VYPR
← All advisories
Unrated severityNVD Advisory· Published Mar 24, 2020· Updated Aug 4, 2024

CVE-2020-10938

CVE-2020-10938

Description

GraphicsMagick before 1.3.35 has an integer overflow leading to a heap-based buffer overflow in HuffmanDecodeImage in magick/compress.c.

AI Insight

LLM-synthesized narrative grounded in this CVE's description and references.

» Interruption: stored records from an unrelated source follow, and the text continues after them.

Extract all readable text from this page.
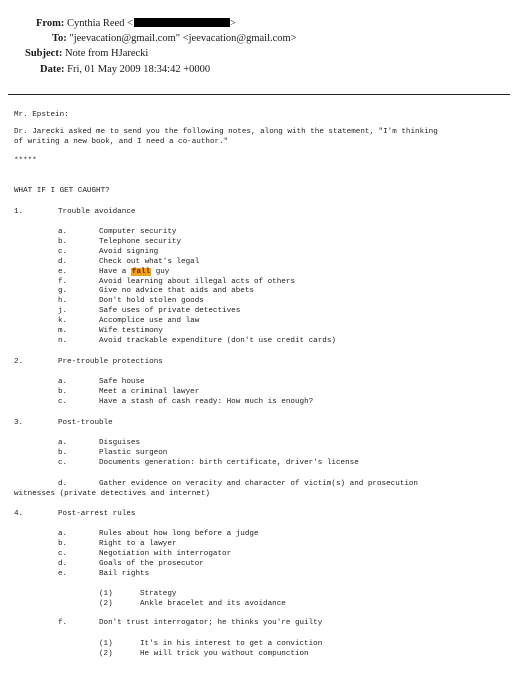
From: Cynthia Reed <	>
To: "jeevacation@gmail.com" <jeevacation@gmail.com>
Subject: Note from HJarecki
Date: Fri, 01 May 2009 18:34:42 +0000
Mr. Epstein:
Dr. Jarecki asked me to send you the following notes, along with the statement, "I'm thinking
of writing a new book, and I need a co-author."
*****
WHAT IF I GET CAUGHT?
1.	Trouble avoidance
a.	Computer security
b.	Telephone security
c.	Avoid signing
d.	Check out what's legal
e.	Have a fall guy
f.	Avoid learning about illegal acts of others
g.	Give no advice that aids and abets
h.	Don't hold stolen goods
j.	Safe uses of private detectives
k.	Accomplice use and law
m.	Wife testimony
n.	Avoid trackable expenditure (don't use credit cards)
2.	Pre-trouble protections
a.	Safe house
b.	Meet a criminal lawyer
c.	Have a stash of cash ready: How much is enough?
3.	Post-trouble
a.	Disguises
b.	Plastic surgeon
c.	Documents generation: birth certificate, driver's license
d.	Gather evidence on veracity and character of victim(s) and prosecution
witnesses (private detectives and internet)
4.	Post-arrest rules
a.	Rules about how long before a judge
b.	Right to a lawyer
c.	Negotiation with interrogator
d.	Goals of the prosecutor
e.	Bail rights
(1)	Strategy
(2)	Ankle bracelet and its avoidance
f.	Don't trust interrogator; he thinks you're guilty
(1)	It's in his interest to get a conviction
(2)	He will trick you without compunction
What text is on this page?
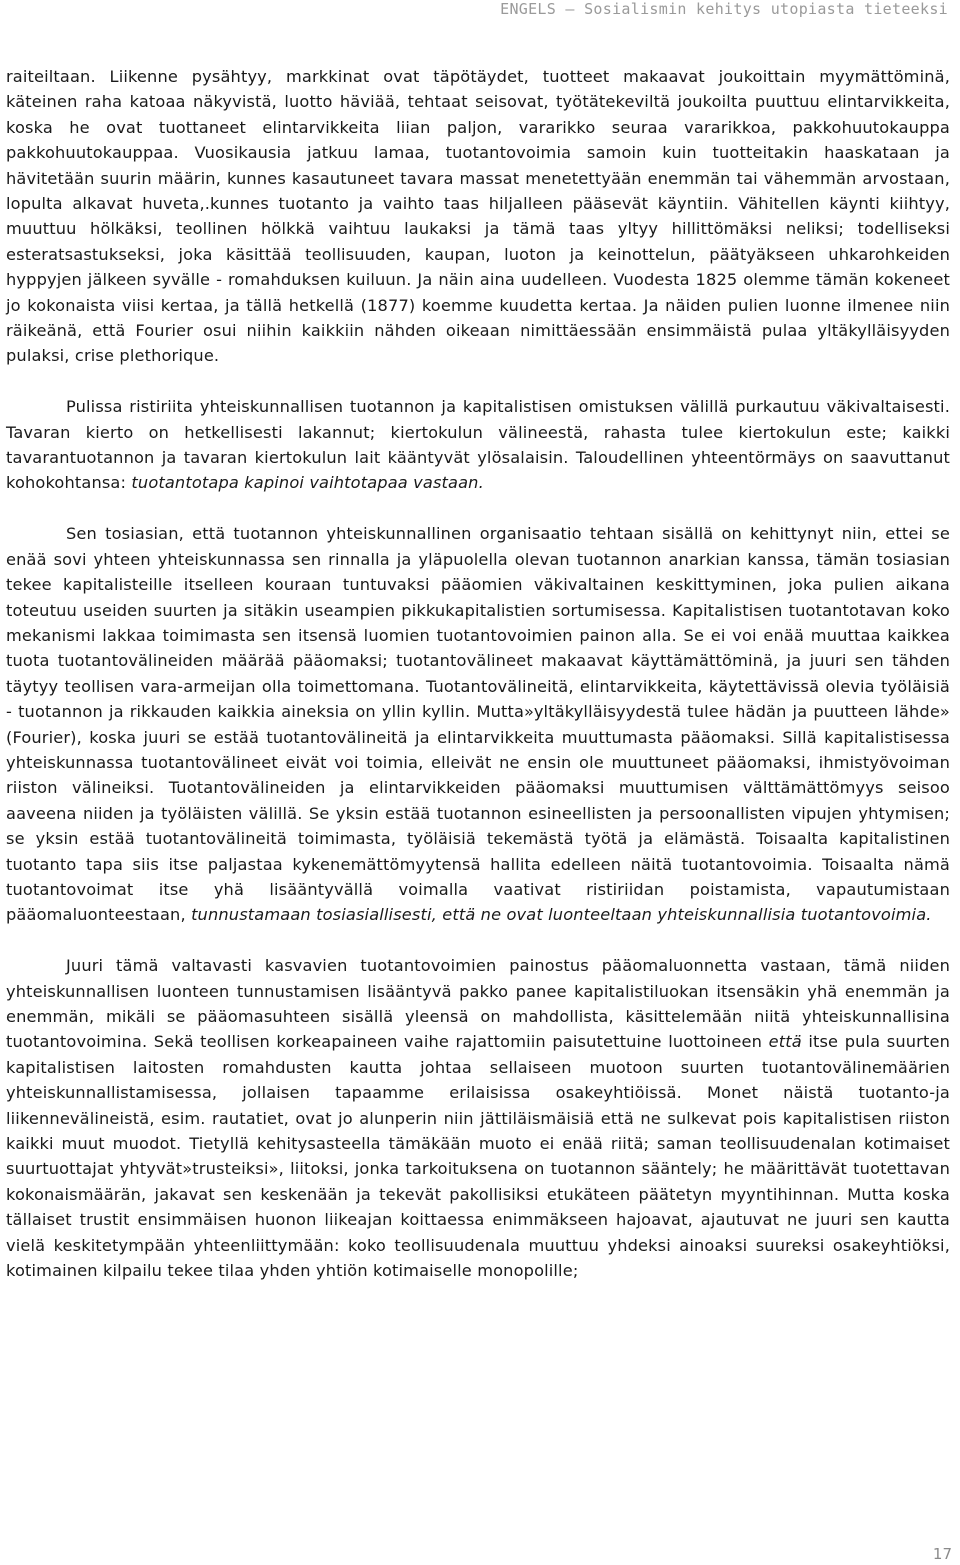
ENGELS – Sosialismin kehitys utopiasta tieteeksi

raiteiltaan. Liikenne pysähtyy, markkinat ovat täpötäydet, tuotteet makaavat joukoittain myymättöminä, käteinen raha katoaa näkyvistä, luotto häviää, tehtaat seisovat, työtätekeviltä joukoilta puuttuu elintarvikkeita, koska he ovat tuottaneet elintarvikkeita liian paljon, vararikko seuraa vararikkoa, pakkohuutokauppa pakkohuutokauppaa. Vuosikausia jatkuu lamaa, tuotantovoimia samoin kuin tuotteitakin haaskataan ja hävitetään suurin määrin, kunnes kasautuneet tavara massat menetettyään enemmän tai vähemmän arvostaan, lopulta alkavat huveta,.kunnes tuotanto ja vaihto taas hiljalleen pääsevät käyntiin. Vähitellen käynti kiihtyy, muuttuu hölkäksi, teollinen hölkkä vaihtuu laukaksi ja tämä taas yltyy hillittömäksi neliksi; todelliseksi esteratsastukseksi, joka käsittää teollisuuden, kaupan, luoton ja keinottelun, päätyäkseen uhkarohkeiden hyppyjen jälkeen syvälle - romahduksen kuiluun. Ja näin aina uudelleen. Vuodesta 1825 olemme tämän kokeneet jo kokonaista viisi kertaa, ja tällä hetkellä (1877) koemme kuudetta kertaa. Ja näiden pulien luonne ilmenee niin räikeänä, että Fourier osui niihin kaikkiin nähden oikeaan nimittäessään ensimmäistä pulaa yltäkylläisyyden pulaksi, crise plethorique.

Pulissa ristiriita yhteiskunnallisen tuotannon ja kapitalistisen omistuksen välillä purkautuu väkivaltaisesti. Tavaran kierto on hetkellisesti lakannut; kiertokulun välineestä, rahasta tulee kiertokulun este; kaikki tavarantuotannon ja tavaran kiertokulun lait kääntyvät ylösalaisin. Taloudellinen yhteentörmäys on saavuttanut kohokohtansa: tuotantotapa kapinoi vaihtotapaa vastaan.

Sen tosiasian, että tuotannon yhteiskunnallinen organisaatio tehtaan sisällä on kehittynyt niin, ettei se enää sovi yhteen yhteiskunnassa sen rinnalla ja yläpuolella olevan tuotannon anarkian kanssa, tämän tosiasian tekee kapitalisteille itselleen kouraan tuntuvaksi pääomien väkivaltainen keskittyminen, joka pulien aikana toteutuu useiden suurten ja sitäkin useampien pikkukapitalistien sortumisessa. Kapitalistisen tuotantotavan koko mekanismi lakkaa toimimasta sen itsensä luomien tuotantovoimien painon alla. Se ei voi enää muuttaa kaikkea tuota tuotantovälineiden määrää pääomaksi; tuotantovälineet makaavat käyttämättöminä, ja juuri sen tähden täytyy teollisen vara-armeijan olla toimettomana. Tuotantovälineitä, elintarvikkeita, käytettävissä olevia työläisiä - tuotannon ja rikkauden kaikkia aineksia on yllin kyllin. Mutta»yltäkylläisyydestä tulee hädän ja puutteen lähde» (Fourier), koska juuri se estää tuotantovälineitä ja elintarvikkeita muuttumasta pääomaksi. Sillä kapitalistisessa yhteiskunnassa tuotantovälineet eivät voi toimia, elleivät ne ensin ole muuttuneet pääomaksi, ihmistyövoiman riiston välineiksi. Tuotantovälineiden ja elintarvikkeiden pääomaksi muuttumisen välttämättömyys seisoo aaveena niiden ja työläisten välillä. Se yksin estää tuotannon esineellisten ja persoonallisten vipujen yhtymisen; se yksin estää tuotantovälineitä toimimasta, työläisiä tekemästä työtä ja elämästä. Toisaalta kapitalistinen tuotanto tapa siis itse paljastaa kykenemättömyytensä hallita edelleen näitä tuotantovoimia. Toisaalta nämä tuotantovoimat itse yhä lisääntyvällä voimalla vaativat ristiriidan poistamista, vapautumistaan pääomaluonteestaan, tunnustamaan tosiasiallisesti, että ne ovat luonteeltaan yhteiskunnallisia tuotantovoimia.

Juuri tämä valtavasti kasvavien tuotantovoimien painostus pääomaluonnetta vastaan, tämä niiden yhteiskunnallisen luonteen tunnustamisen lisääntyvä pakko panee kapitalistiluokan itsensäkin yhä enemmän ja enemmän, mikäli se pääomasuhteen sisällä yleensä on mahdollista, käsittelemään niitä yhteiskunnallisina tuotantovoimina. Sekä teollisen korkeapaineen vaihe rajattomiin paisutettuine luottoineen että itse pula suurten kapitalistisen laitosten romahdusten kautta johtaa sellaiseen muotoon suurten tuotantovälinemäärien yhteiskunnallistamisessa, jollaisen tapaamme erilaisissa osakeyhtiöissä. Monet näistä tuotanto-ja liikennevälineistä, esim. rautatiet, ovat jo alunperin niin jättiläismäisiä että ne sulkevat pois kapitalistisen riiston kaikki muut muodot. Tietyllä kehitysasteella tämäkään muoto ei enää riitä; saman teollisuudenalan kotimaiset suurtuottajat yhtyvät»trusteiksi», liitoksi, jonka tarkoituksena on tuotannon sääntely; he määrittävät tuotettavan kokonaismäärän, jakavat sen keskenään ja tekevät pakollisiksi etukäteen päätetyn myyntihinnan. Mutta koska tällaiset trustit ensimmäisen huonon liikeajan koittaessa enimmäkseen hajoavat, ajautuvat ne juuri sen kautta vielä keskitetympään yhteenliittymään: koko teollisuudenala muuttuu yhdeksi ainoaksi suureksi osakeyhtiöksi, kotimainen kilpailu tekee tilaa yhden yhtiön kotimaiselle monopolille;

17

GraphicsMagick before 1.3.35 has an integer overflow leading to a heap-based buffer overflow in HuffmanDecodeImage in magick/compress.c.

Vulnerability

GraphicsMagick versions before 1.3.35 contain an integer overflow that results in a heap-based buffer overflow in the HuffmanDecodeImage function in magick/compress.c. The vulnerability occurs when processing specially crafted image files that trigger incorrect buffer size calculations during Huffman decoding, allowing a write beyond the allocated heap buffer. This is reachable when GraphicsMagick processes untrusted image files via any supported input format that uses Huffman decoding.

Exploitation

An attacker can exploit this vulnerability by providing a malicious image file to a user or service using GraphicsMagick to process images. No authentication or special network position is required; the attack vector is local or remote file processing. The attacker crafts a file that, when decoded by HuffmanDecodeImage, triggers the integer overflow and subsequent heap-based out-of-bounds write.

Impact

Successful exploitation can lead to arbitrary code execution in the context of the GraphicsMagick process, or denial of service via application crash. The heap-based buffer overflow can be leveraged by an attacker to corrupt memory and potentially achieve remote code execution if the application processes images from untrusted sources.

Mitigation

The vulnerability is fixed in GraphicsMagick version 1.3.35, released on or around February 23, 2020 [1]. Users should upgrade to version 1.3.35 or later. There is no known workaround for this issue; users running earlier versions should apply the patch immediately.

References
  1. GraphicsMagick / Code

AI Insight generated on May 27, 2026. Synthesized from this CVE's description and the cited reference URLs; citations are validated against the source bundle.

Affected products

4

Patches

0

No patches discovered yet.

Vulnerability mechanics

Root cause

"Integer overflow in HuffmanDecodeImage in magick/compress.c leads to undersized heap buffer allocation and subsequent heap-based buffer overflow."

Attack vector

An attacker crafts a malicious image file that triggers an integer overflow during Huffman decoding in `HuffmanDecodeImage`. The overflow leads to an undersized heap buffer allocation, and subsequent decoding writes beyond the allocated buffer, causing a heap-based buffer overflow. No authentication is required; the attack vector is network-based if the victim processes the crafted image via GraphicsMagick.

Affected code

The vulnerability resides in `HuffmanDecodeImage` in `magick/compress.c`. The patch is part of the GraphicsMagick 1.3.35 release merge commit `5b4dd7c6674140a115ec9424c8d19c6a458fac3e`.

What the fix does

The patch merges changes for version 1.3.35, which includes fixes for the integer overflow in `HuffmanDecodeImage`. While the exact diff lines are not shown in the provided reference, the advisory states that the fix addresses the integer overflow that previously allowed an undersized heap allocation, thereby preventing the subsequent heap-based buffer overflow.

Preconditions

  • inputThe victim must process a crafted image file using GraphicsMagick.
  • authNo authentication or special privileges required.
  • networkAttack can be delivered over the network (e.g., via a web service that processes user-uploaded images).

Generated on May 31, 2026. Inputs: CWE entries + fix-commit diffs from this CVE's patches. Citations validated against bundle.

References

5

News mentions

0

No linked articles in our index yet.